Este Salón de pasos perdidos, como subtitula sus diarios, ofrece una de cal y otra de arena. Momentos en que se pone lírico contando como conversa con los pájaros de su ventana y secuencias de sus visitas a bibliotecas privadas o sus correrías por el rastro para saciar su adicción de bibliófilo y adquirir joyas a los chamarileros gitanos.

Luego están los chismorreos y los navajazos relacionados con el poder literario en Madrid; arremete, como no, contra los críticos y destila hostilidad frente a las ideologías y posturas de izquierdas. Ya fue polémico el autor con su libro Las armas y las letras, donde reivindicaba el mérito de ciertos escritores fascistas hispanos.

Es un diarista aprensivo, alérgico a muchas cosas (los republicanos entre ellas), desconfiado, y en ocasiones, cosmético. Azorín es un referente, al igual que su amigo el pintor Ramón Gaya al que siempre alude con iniciales, como en un texto cifrado. Un gran artista desparecido cuyos cuadros tienen asombrosa concomitancia con el estilo desvaído, como de gouache, de Trapiello.

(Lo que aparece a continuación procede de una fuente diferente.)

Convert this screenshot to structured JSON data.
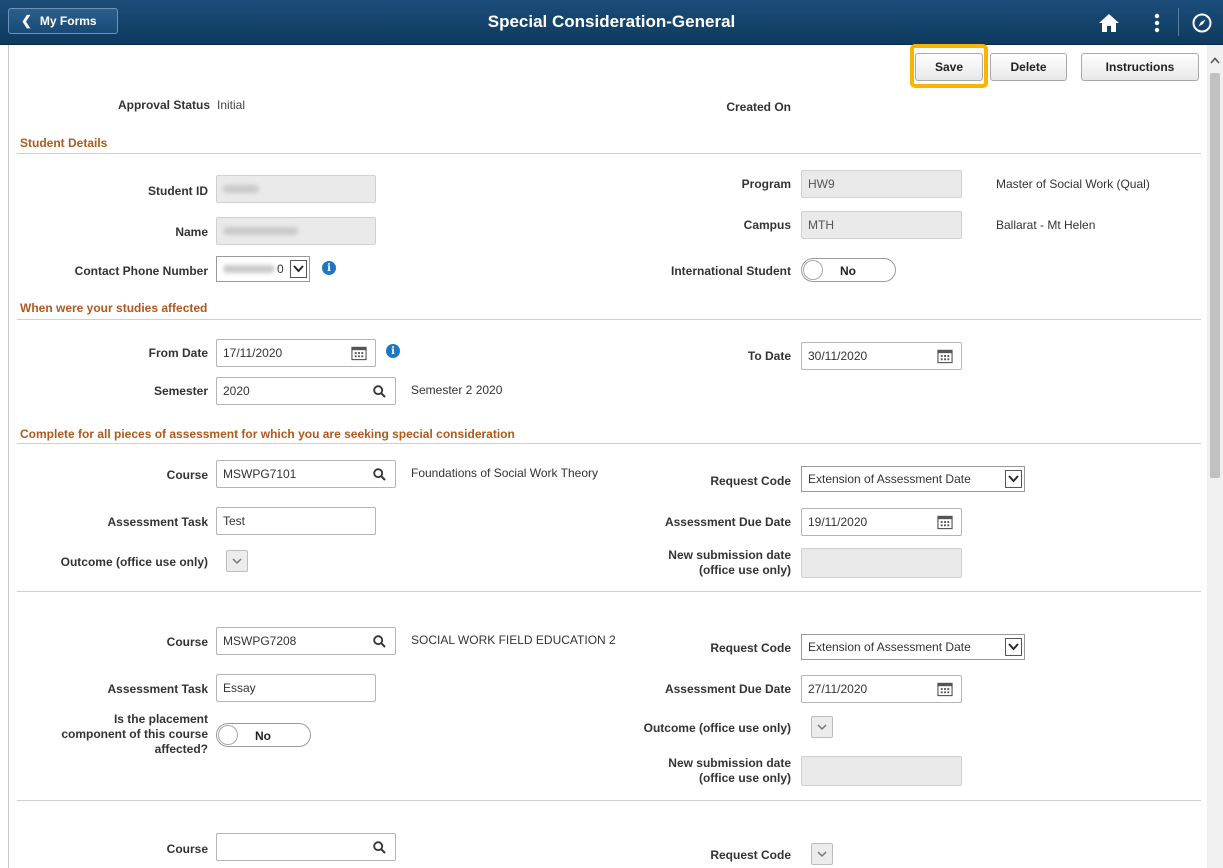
{
  "header": {
    "back_label": "My Forms",
    "title": "Special Consideration-General"
  },
  "toolbar": {
    "save": "Save",
    "delete": "Delete",
    "instructions": "Instructions"
  },
  "status": {
    "approval_label": "Approval Status",
    "approval_value": "Initial",
    "created_label": "Created On",
    "created_value": ""
  },
  "student": {
    "section": "Student Details",
    "id_label": "Student ID",
    "name_label": "Name",
    "phone_label": "Contact Phone Number",
    "phone_suffix": "0",
    "program_label": "Program",
    "program_code": "HW9",
    "program_desc": "Master of Social Work (Qual)",
    "campus_label": "Campus",
    "campus_code": "MTH",
    "campus_desc": "Ballarat - Mt Helen",
    "intl_label": "International Student",
    "intl_value": "No"
  },
  "studies": {
    "section": "When were your studies affected",
    "from_label": "From Date",
    "from_value": "17/11/2020",
    "to_label": "To Date",
    "to_value": "30/11/2020",
    "semester_label": "Semester",
    "semester_value": "2020",
    "semester_desc": "Semester 2 2020"
  },
  "assess": {
    "section": "Complete for all pieces of assessment for which you are seeking special consideration",
    "rows": [
      {
        "course_label": "Course",
        "course_value": "MSWPG7101",
        "course_desc": "Foundations of Social Work Theory",
        "request_label": "Request Code",
        "request_value": "Extension of Assessment Date",
        "task_label": "Assessment Task",
        "task_value": "Test",
        "due_label": "Assessment Due Date",
        "due_value": "19/11/2020",
        "outcome_label": "Outcome (office use only)",
        "newsub_label_1": "New submission date",
        "newsub_label_2": "(office use only)"
      },
      {
        "course_label": "Course",
        "course_value": "MSWPG7208",
        "course_desc": "SOCIAL WORK FIELD EDUCATION 2",
        "request_label": "Request Code",
        "request_value": "Extension of Assessment Date",
        "task_label": "Assessment Task",
        "task_value": "Essay",
        "due_label": "Assessment Due Date",
        "due_value": "27/11/2020",
        "placement_label_1": "Is the placement",
        "placement_label_2": "component of this course",
        "placement_label_3": "affected?",
        "placement_value": "No",
        "outcome_label": "Outcome (office use only)",
        "newsub_label_1": "New submission date",
        "newsub_label_2": "(office use only)"
      },
      {
        "course_label": "Course",
        "course_value": "",
        "request_label": "Request Code"
      }
    ]
  }
}
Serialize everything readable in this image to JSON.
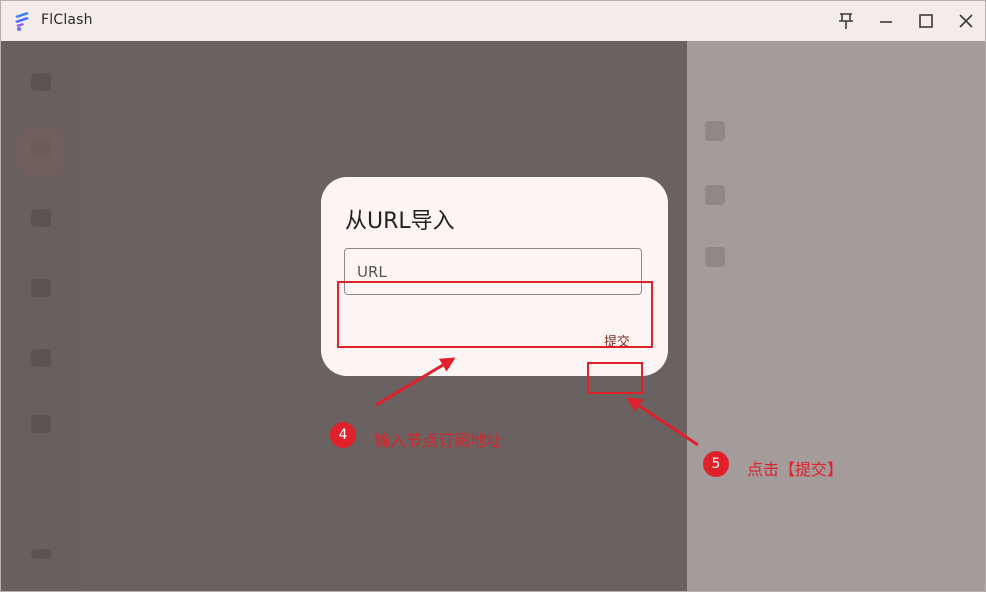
{
  "app": {
    "title": "FlClash"
  },
  "window_controls": {
    "pin_icon": "pin-icon",
    "minimize_icon": "minimize-icon",
    "maximize_icon": "maximize-icon",
    "close_icon": "close-icon"
  },
  "dialog": {
    "title": "从URL导入",
    "url_placeholder": "URL",
    "url_value": "",
    "submit_label": "提交"
  },
  "annotations": {
    "step4": {
      "number": "4",
      "text": "输入节点订阅地址"
    },
    "step5": {
      "number": "5",
      "text": "点击【提交】"
    },
    "color": "#e0202a"
  },
  "colors": {
    "overlay": "#6a6260",
    "dialog_bg": "#fdf5f3",
    "titlebar_bg": "#f4ecea",
    "accent": "#7a2f2b"
  }
}
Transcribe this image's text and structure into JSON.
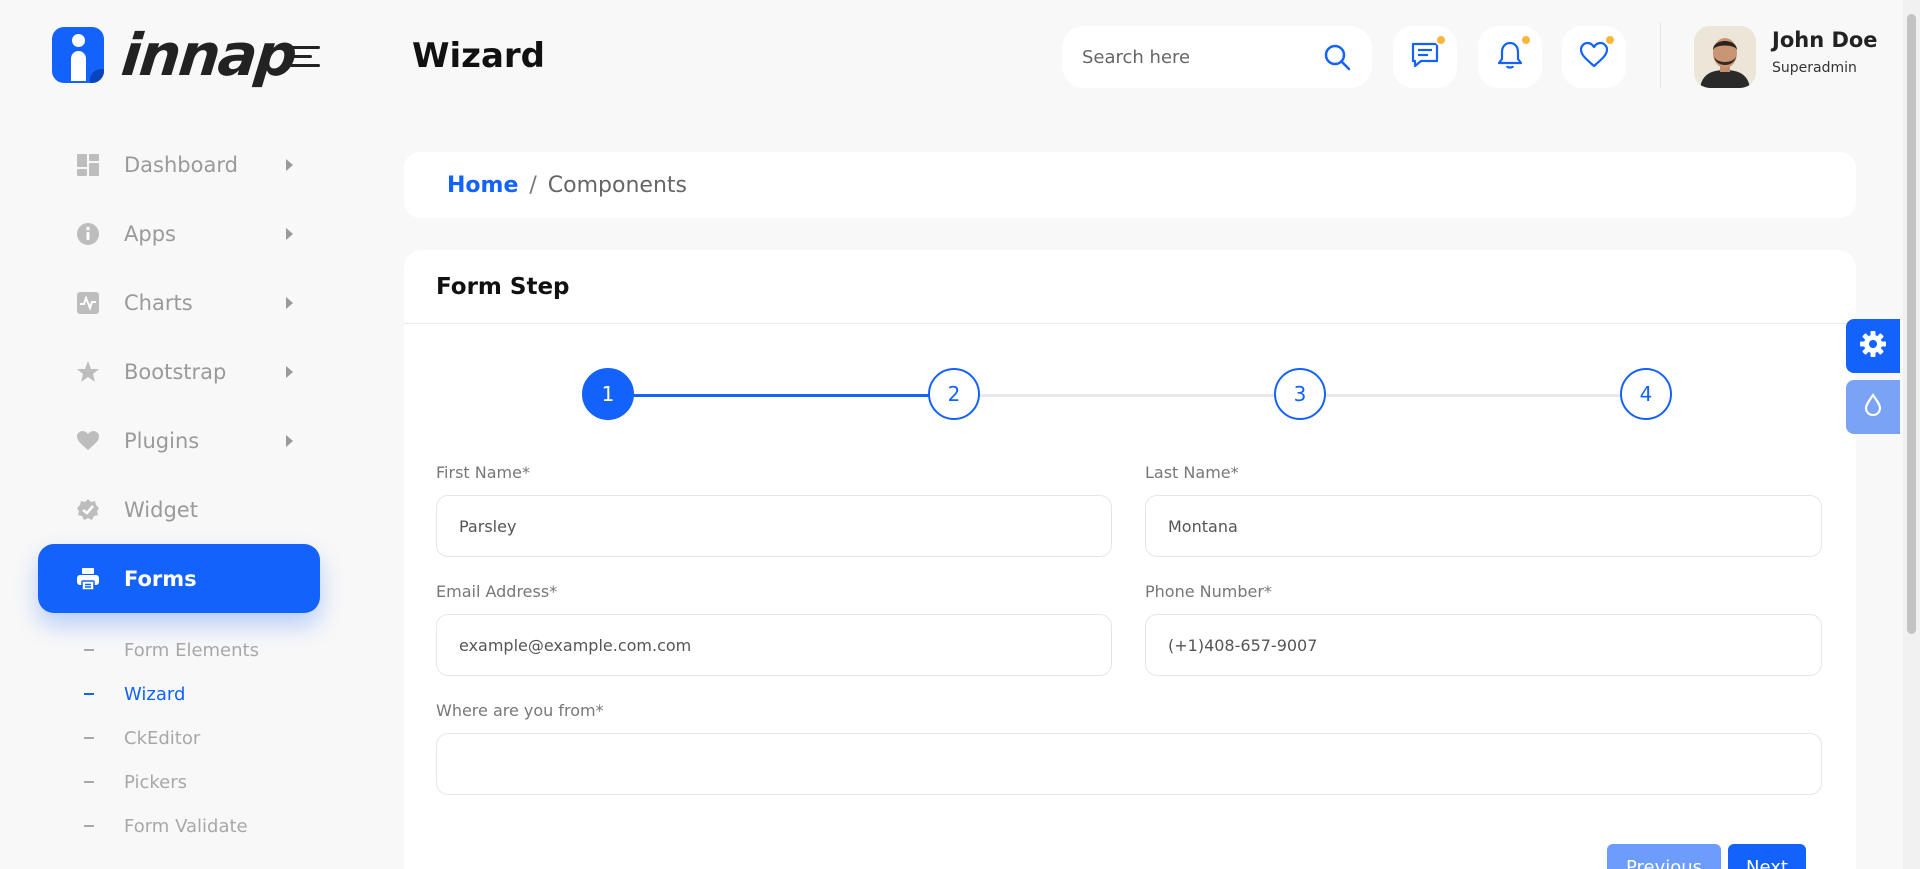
{
  "brand": {
    "name": "innap"
  },
  "header": {
    "page_title": "Wizard",
    "search_placeholder": "Search here",
    "user": {
      "name": "John Doe",
      "role": "Superadmin"
    },
    "notification_dot_color": "#f6b53b"
  },
  "sidebar": {
    "items": [
      {
        "label": "Dashboard",
        "icon": "dashboard-icon",
        "has_caret": true
      },
      {
        "label": "Apps",
        "icon": "info-icon",
        "has_caret": true
      },
      {
        "label": "Charts",
        "icon": "chart-icon",
        "has_caret": true
      },
      {
        "label": "Bootstrap",
        "icon": "star-icon",
        "has_caret": true
      },
      {
        "label": "Plugins",
        "icon": "heart-icon",
        "has_caret": true
      },
      {
        "label": "Widget",
        "icon": "badge-check-icon",
        "has_caret": false
      },
      {
        "label": "Forms",
        "icon": "printer-icon",
        "active": true
      }
    ],
    "sub_items": [
      {
        "label": "Form Elements"
      },
      {
        "label": "Wizard",
        "active": true
      },
      {
        "label": "CkEditor"
      },
      {
        "label": "Pickers"
      },
      {
        "label": "Form Validate"
      }
    ]
  },
  "breadcrumb": {
    "home": "Home",
    "separator": "/",
    "current": "Components"
  },
  "form": {
    "title": "Form Step",
    "steps": [
      "1",
      "2",
      "3",
      "4"
    ],
    "current_step": 1,
    "fields": {
      "first_name": {
        "label": "First Name*",
        "value": "Parsley"
      },
      "last_name": {
        "label": "Last Name*",
        "value": "Montana"
      },
      "email": {
        "label": "Email Address*",
        "value": "example@example.com.com"
      },
      "phone": {
        "label": "Phone Number*",
        "value": "(+1)408-657-9007"
      },
      "origin": {
        "label": "Where are you from*",
        "value": ""
      }
    },
    "buttons": {
      "previous": "Previous",
      "next": "Next"
    }
  },
  "colors": {
    "primary": "#1362fc",
    "primary_light": "#6c9cfc",
    "sidebar_text": "#9a9a9a"
  }
}
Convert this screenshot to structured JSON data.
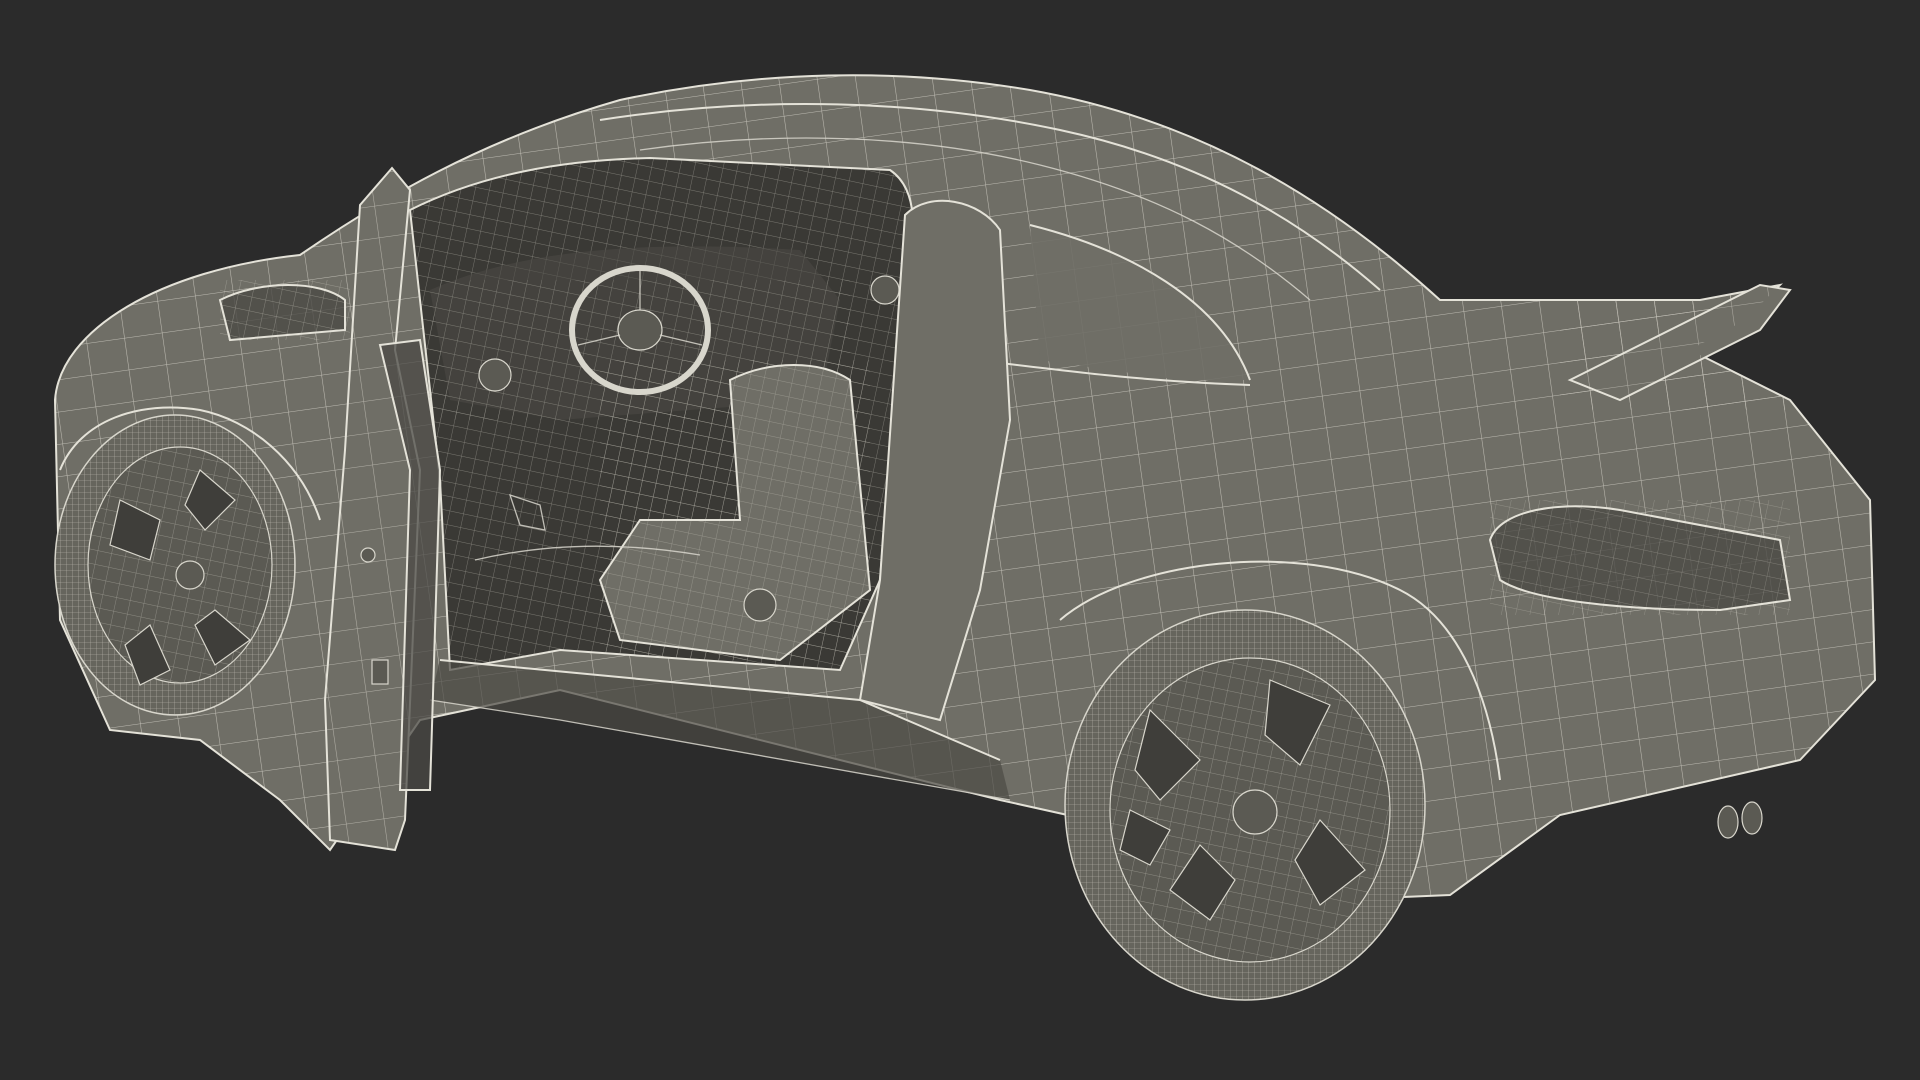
{
  "scene": {
    "background_color": "#2b2b2b",
    "model_color": "#6f6e66",
    "wire_color": "#d8d6cc",
    "subject": "wireframe-car-3d-model"
  }
}
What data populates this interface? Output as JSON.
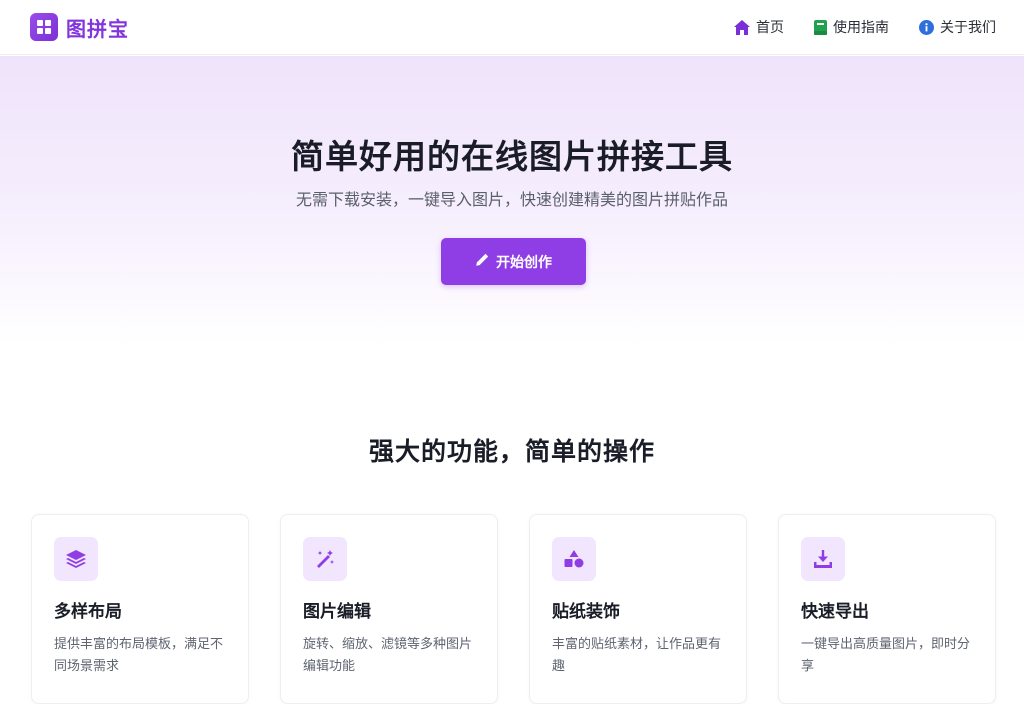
{
  "brand": {
    "name": "图拼宝",
    "icon": "grid-icon",
    "color": "#8235dc"
  },
  "nav": [
    {
      "label": "首页",
      "icon": "home-icon",
      "color": "#7b2fd6"
    },
    {
      "label": "使用指南",
      "icon": "book-icon",
      "color": "#22a14f"
    },
    {
      "label": "关于我们",
      "icon": "info-icon",
      "color": "#2f6fdc"
    }
  ],
  "hero": {
    "title": "简单好用的在线图片拼接工具",
    "subtitle": "无需下载安装，一键导入图片，快速创建精美的图片拼贴作品",
    "cta_label": "开始创作",
    "cta_icon": "pencil-icon",
    "accent": "#8f3ee6"
  },
  "features": {
    "title": "强大的功能，简单的操作",
    "cards": [
      {
        "icon": "layers-icon",
        "title": "多样布局",
        "desc": "提供丰富的布局模板，满足不同场景需求"
      },
      {
        "icon": "magic-wand-icon",
        "title": "图片编辑",
        "desc": "旋转、缩放、滤镜等多种图片编辑功能"
      },
      {
        "icon": "shapes-icon",
        "title": "贴纸装饰",
        "desc": "丰富的贴纸素材，让作品更有趣"
      },
      {
        "icon": "download-icon",
        "title": "快速导出",
        "desc": "一键导出高质量图片，即时分享"
      }
    ]
  }
}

No le gusta el jazz, no había leído a Saul Bellow, cuenta un viaje con Raphael en avión, y es capaz de morder la mano que le da de comer al narrar el derroche que suponen ciertos actos culturales. «La vida literaria está hecha de pequeñas cosas», escribe. Disfunciones del mercado cultural que el diarista escribe cual turista en su propio país.

Ejemplo: una conferencia en Puerto de la Cruz. «Esto no puede ser. No puede ser que ningún ayuntamiento le pague a uno ese dineral y no lograr reunir a más de ocho personas (?) el concejal del ramo, el conserje, la directora de la sala y mi acompañante», escribe escandalizado, para zanjar, «con el dinero que le han pagado a uno, se hubiese podido escolarizar a doscientos inmigrantes de los que llegan en patera a Fuerteventura». A Andrés Trapiello, como a muchos otros, le duele España.